Худощавый, хилого телосложения мужчина, с припорошенными кирпичной пылью усами, неловко топтался на пороге.

— Дак ведь грязное все, как же так, целую ручки… вот ежели бы вы сделали милость, простелили что-нибудь…

— Тилдике, ни до чего не касайся! — Рожика бросила на пол нейлоновую скатерть. — Ну, вот вам. Не стесняйтесь. Посмелее.

— Потому ведь как я не желал бы… при этакой вашей чистоте… мы-то ведь что ж…

— Пустяки, пустяки… На то есть горячая вода. Синьку принесли?

— И белила и синьку, целую ручки… и две кисти, разные. Ужо зашпаклюю, а потом наждаком пройдусь…

— Ох, Бузгар, Бузгар! — Рожика с сомненьем на лице подняла слипшуюся, заскорузлую малярную кисть. — Да вы и вправду дело понимаете? Не испортите мне эту красивую стенку?

— Что вы, Рожика, ежели не в обиду вам такое обращение. — Бузгар приложил руку к сердцу. — Уж вы извольте, доверьтесь. Что ж с того, что дукумента у меня нету? Работаю-то я с им рядышком? Разве не так? Зачем же тогда человеку вот это дадено? — Он громко шлепнул себя по лбу. — Да и глаза опять же на что? — И он ткнул себе в глаза двумя пальцами.

— Документ, — сказала Тилдике, — а не дукумент…

— Ах ты, золотко, — чмокнула ее Рожика, — ах ты, конфетка моя… Знаете, Бузгар, покрасьте мне стенку в небесно-голубой цвет, такой, знаете, словно бы небесно-голубой цвет, затуманенный… можете вы себе это представить?

— Ну как же! — Бузгар поднес обе ладони к самой стене и, не касаясь, как бы огладил ее всю. — Уже все представил. Сделаем к общему удовольствию. Да будь у меня такая кухня…

Бузгар проживал в общежитии каменщиков, девятый квартал по улице Иллатош, первый этаж, комната вторая, на тринадцатой нижней койке, от двери направо. Но на верхней больше воздуха. И скоро уж он переберется туда, комендант обещал ему, самолично.

— Ничего сразу не бывает, Бузгар. И я поменялась не вдруг, прежде-то в складском помещении ютилась. Но, само собой, пришлось ради этого в дворники пойти. Коли сделаете все, как следует быть, так, пожалуй, и сорок форинтов получите на руки, материал-то у вас так и так даровой…

— Помилуйте, Рожика, не в обиду будь сказано, а только вот и счет. — Из кармана холщового пиджака Бузгар выудил затрепанный чек. — Я в хозяйственной лавке покупал все. Я, знаете, этак рисковать не хочу…

— На такой-то большой стройке?! А вы, видать, и впрямь кулема… Ну, глядите, чтоб, значит, все как следует, гладенько да не спеша.
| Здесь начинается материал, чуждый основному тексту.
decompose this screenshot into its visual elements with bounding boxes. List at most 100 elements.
Спешить вам некуда. Уж вам-то, право, спешить некуда.

Бузгар сел на пол, между ногами поставил банки с краской.

— Она малость пахучая, барышенька чихать будет.

— Душенька ты моя, золотце мое, ступай наверх, в комнату, а я тебе телевизор включу, фигурное катание, ну, ты знаешь, танцы на льду… понаблюдай!

— Ма-ам… не люблю я фигурное катание смотреть. Только когда падают…

— Ничего такого мудреного тут и нет, Рожика, главное дело — смешать в препорции, вот и вся хитрость, ну, еще важно, чтоб кисть, значит, горизонтально держать. Я ведь все-о на ус себе мотаю! Разве уж так оно поставлено, что дукумент человеку требуется, иначе ему веры нет… да он у меня и был бы, не подхвати я в двадцать девятом скарлатину, семнадцати лет, Рожика, верите ли, скарлатину, а после уж меня обратно-то учеником не взяли, а потом правое бедро сломалось, и все-то я ждал, вот наступят хорошие времена… ну а наступили они, Рожика? Откровенно скажите: наступили?

— Работа у каменщиков грязная…

— …ведь об чем человек мечтает, прошу прощения, вот как я, одинокий: тарелка горячей пищи, раз в день кружка пива, ну и сласти, уж признаюсь, чего тут стыдиться: сласти тоже. Вот хоть вчера: захожу в магазин, прошу пятьдесят граммов с малиновой начинкой, а у них по сто граммов только, в пакетики расфасованы. Могу я себе это позволить — каждый день, Рожика, каждый день! — ну скажите откровенно: могу я себе позволить тратить что ни день два семьдесят только на сладкое?